Futebol é uma doença incurável
adquirida na infância. Não que eu seja nostálgico ou saudosista, mas, como todo
mundo, gosto de lembrar de coisas boas. Quando as ruins aparecem, é só levá-las
ao encontro do seu bem mais querido: o esquecimento. Se o esquecimento nos lembra
que tem memória, trabalhamos, vemos alguém interessante passar, ou então é o
cachorro que faz xixi no lugar errado, e tristeza e esquecimento se vão de mãos
dadas, aonde, ninguém quer saber.
Eu já morava no Leme, tinha onze-doze
anos, e ia, de ônibus, com meus amigos Humberto Rodrigues de Sá e seu primo
Luiz Fernando ao Maracanã. Os três sozinhos. Havia menos gente, a ganância de
uns e a ignorância de tantos (imposta pelos tais uns) ainda pouco se esbarravam.
Fomos, por exemplo, ver a decisão do campeonato carioca entre Botafogo e Bangu.
Eram seis times grandes no Rio: os dois citados, mais Flamengo, Fluminense,
Vasco e América. No ano anterior, o Bangu fora o campeão, derrotando o Flamengo.
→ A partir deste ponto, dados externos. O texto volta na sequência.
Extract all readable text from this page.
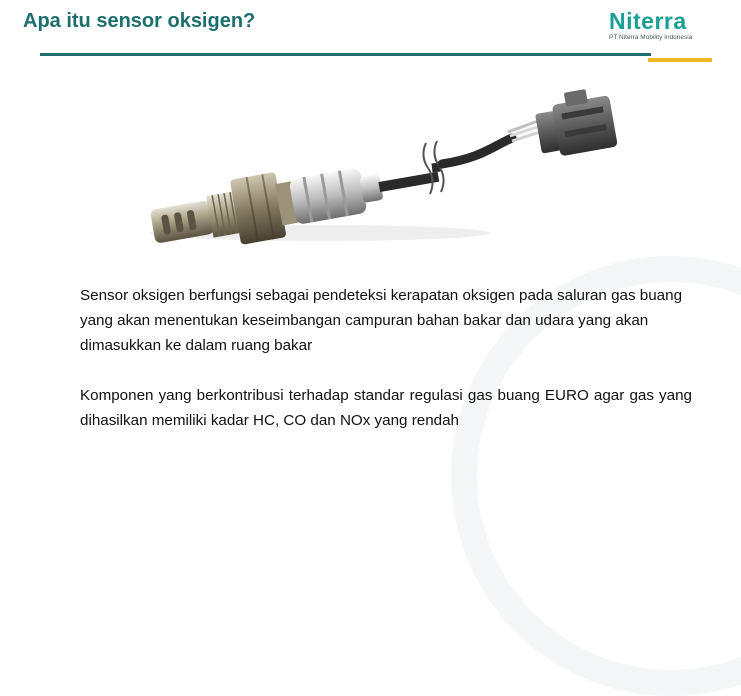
Apa itu sensor oksigen?	Niterra
PT Niterra Mobility Indonesia

Sensor oksigen berfungsi sebagai pendeteksi kerapatan oksigen pada saluran gas buang yang akan menentukan keseimbangan campuran bahan bakar dan udara yang akan dimasukkan ke dalam ruang bakar

Komponen yang berkontribusi terhadap standar regulasi gas buang EURO agar gas yang dihasilkan memiliki kadar HC, CO dan NOx yang rendah
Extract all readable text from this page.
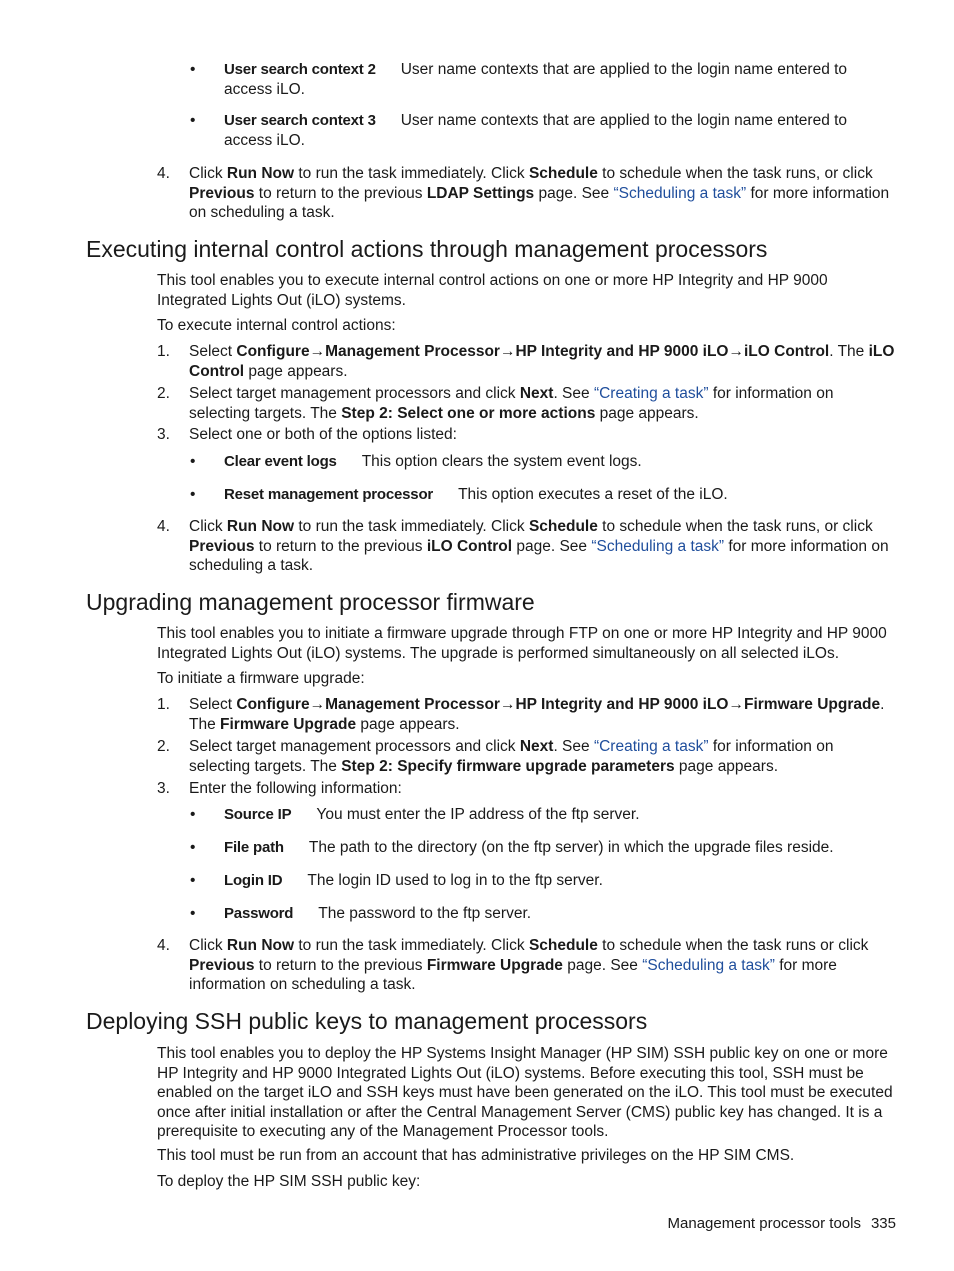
• User search context 2 User name contexts that are applied to the login name entered to access iLO.
• User search context 3 User name contexts that are applied to the login name entered to access iLO.
4.	Click Run Now to run the task immediately. Click Schedule to schedule when the task runs, or click Previous to return to the previous LDAP Settings page. See “Scheduling a task” for more information on scheduling a task.
Executing internal control actions through management processors

This tool enables you to execute internal control actions on one or more HP Integrity and HP 9000 Integrated Lights Out (iLO) systems.

To execute internal control actions:

1.	Select Configure→Management Processor→HP Integrity and HP 9000 iLO→iLO Control. The iLO Control page appears.
2.	Select target management processors and click Next. See “Creating a task” for information on selecting targets. The Step 2: Select one or more actions page appears.
3.	Select one or both of the options listed:
• Clear event logs This option clears the system event logs.
• Reset management processor This option executes a reset of the iLO.
4.	Click Run Now to run the task immediately. Click Schedule to schedule when the task runs, or click Previous to return to the previous iLO Control page. See “Scheduling a task” for more information on scheduling a task.
Upgrading management processor firmware

This tool enables you to initiate a firmware upgrade through FTP on one or more HP Integrity and HP 9000 Integrated Lights Out (iLO) systems. The upgrade is performed simultaneously on all selected iLOs.

To initiate a firmware upgrade:

1.	Select Configure→Management Processor→HP Integrity and HP 9000 iLO→Firmware Upgrade. The Firmware Upgrade page appears.
2.	Select target management processors and click Next. See “Creating a task” for information on selecting targets. The Step 2: Specify firmware upgrade parameters page appears.
3.	Enter the following information:
• Source IP You must enter the IP address of the ftp server.
• File path The path to the directory (on the ftp server) in which the upgrade files reside.
• Login ID The login ID used to log in to the ftp server.
• Password The password to the ftp server.
4.	Click Run Now to run the task immediately. Click Schedule to schedule when the task runs or click Previous to return to the previous Firmware Upgrade page. See “Scheduling a task” for more information on scheduling a task.
Deploying SSH public keys to management processors

This tool enables you to deploy the HP Systems Insight Manager (HP SIM) SSH public key on one or more HP Integrity and HP 9000 Integrated Lights Out (iLO) systems. Before executing this tool, SSH must be enabled on the target iLO and SSH keys must have been generated on the iLO. This tool must be executed once after initial installation or after the Central Management Server (CMS) public key has changed. It is a prerequisite to executing any of the Management Processor tools.

This tool must be run from an account that has administrative privileges on the HP SIM CMS.

To deploy the HP SIM SSH public key:

Management processor tools 335
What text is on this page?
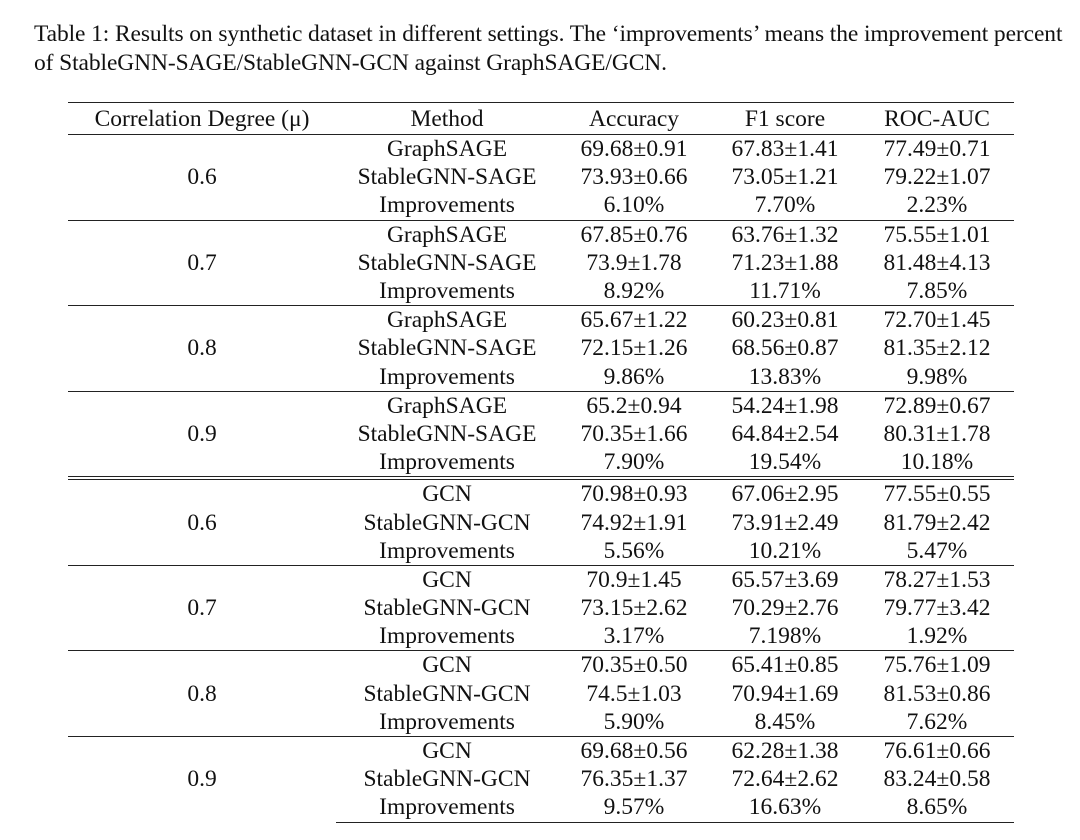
Table 1: Results on synthetic dataset in different settings. The ‘improvements’ means the improvement percent of StableGNN-SAGE/StableGNN-GCN against GraphSAGE/GCN.
Correlation Degree (μ)	Method	Accuracy	F1 score	ROC-AUC
0.6	GraphSAGE	69.68±0.91	67.83±1.41	77.49±0.71
	StableGNN-SAGE	73.93±0.66	73.05±1.21	79.22±1.07
	Improvements	6.10%	7.70%	2.23%
0.7	GraphSAGE	67.85±0.76	63.76±1.32	75.55±1.01
	StableGNN-SAGE	73.9±1.78	71.23±1.88	81.48±4.13
	Improvements	8.92%	11.71%	7.85%
0.8	GraphSAGE	65.67±1.22	60.23±0.81	72.70±1.45
	StableGNN-SAGE	72.15±1.26	68.56±0.87	81.35±2.12
	Improvements	9.86%	13.83%	9.98%
0.9	GraphSAGE	65.2±0.94	54.24±1.98	72.89±0.67
	StableGNN-SAGE	70.35±1.66	64.84±2.54	80.31±1.78
	Improvements	7.90%	19.54%	10.18%
0.6	GCN	70.98±0.93	67.06±2.95	77.55±0.55
	StableGNN-GCN	74.92±1.91	73.91±2.49	81.79±2.42
	Improvements	5.56%	10.21%	5.47%
0.7	GCN	70.9±1.45	65.57±3.69	78.27±1.53
	StableGNN-GCN	73.15±2.62	70.29±2.76	79.77±3.42
	Improvements	3.17%	7.198%	1.92%
0.8	GCN	70.35±0.50	65.41±0.85	75.76±1.09
	StableGNN-GCN	74.5±1.03	70.94±1.69	81.53±0.86
	Improvements	5.90%	8.45%	7.62%
0.9	GCN	69.68±0.56	62.28±1.38	76.61±0.66
	StableGNN-GCN	76.35±1.37	72.64±2.62	83.24±0.58
	Improvements	9.57%	16.63%	8.65%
Em 67, deu Botafogo. O Campeonato Carioca, a Taça Guanabara e as excursões dos
clubes eram os principais assuntos em matéria de futebol. Pelé em plenitude,
Garrincha já em fim de carreira, e era outro o timaço do Botafogo, que não vou
recitar aqui. Anos depois, li a magistral biografia de Garrincha escrita por Ruy
Castro, quando o autor, no prefácio, diz que, na decisão Botafogo e Flamengo de
62, quando o alvinegro venceu de 3 a 0 com três gols do Mané, descobriu que,
além de Flamengo, era Garrincha. Poucos anos depois, vi um documentário, no qual
ninguém menos que Zico diz: “Não me importava se eu era Flamengo, o que eu
queria era ver o Garrincha jogar”.
Pois dia desses, na Barbearia Tradicional
de Florianópolis, enquanto esperava minha vez, vi na TV comentaristas de
futebol discutindo sobre quem seria o melhor jogador brasileiro depois de Pelé.
Nenhum falou em Garrincha. Está certo, sou mais velho que eles, mas, se tanto quanto
eles não vi o Garrincha jogar ao vivo, ouvi falar, me interessei, vi
documentários, entre eles o filme “Garrincha, Alegria do Povo”, de Joaquim
Pedro de Andrade, como li crônicas de Vinicius de Moraes e Nelson Rodrigues
(entre tantos outros) a respeito do Anjo das Pernas Tortas.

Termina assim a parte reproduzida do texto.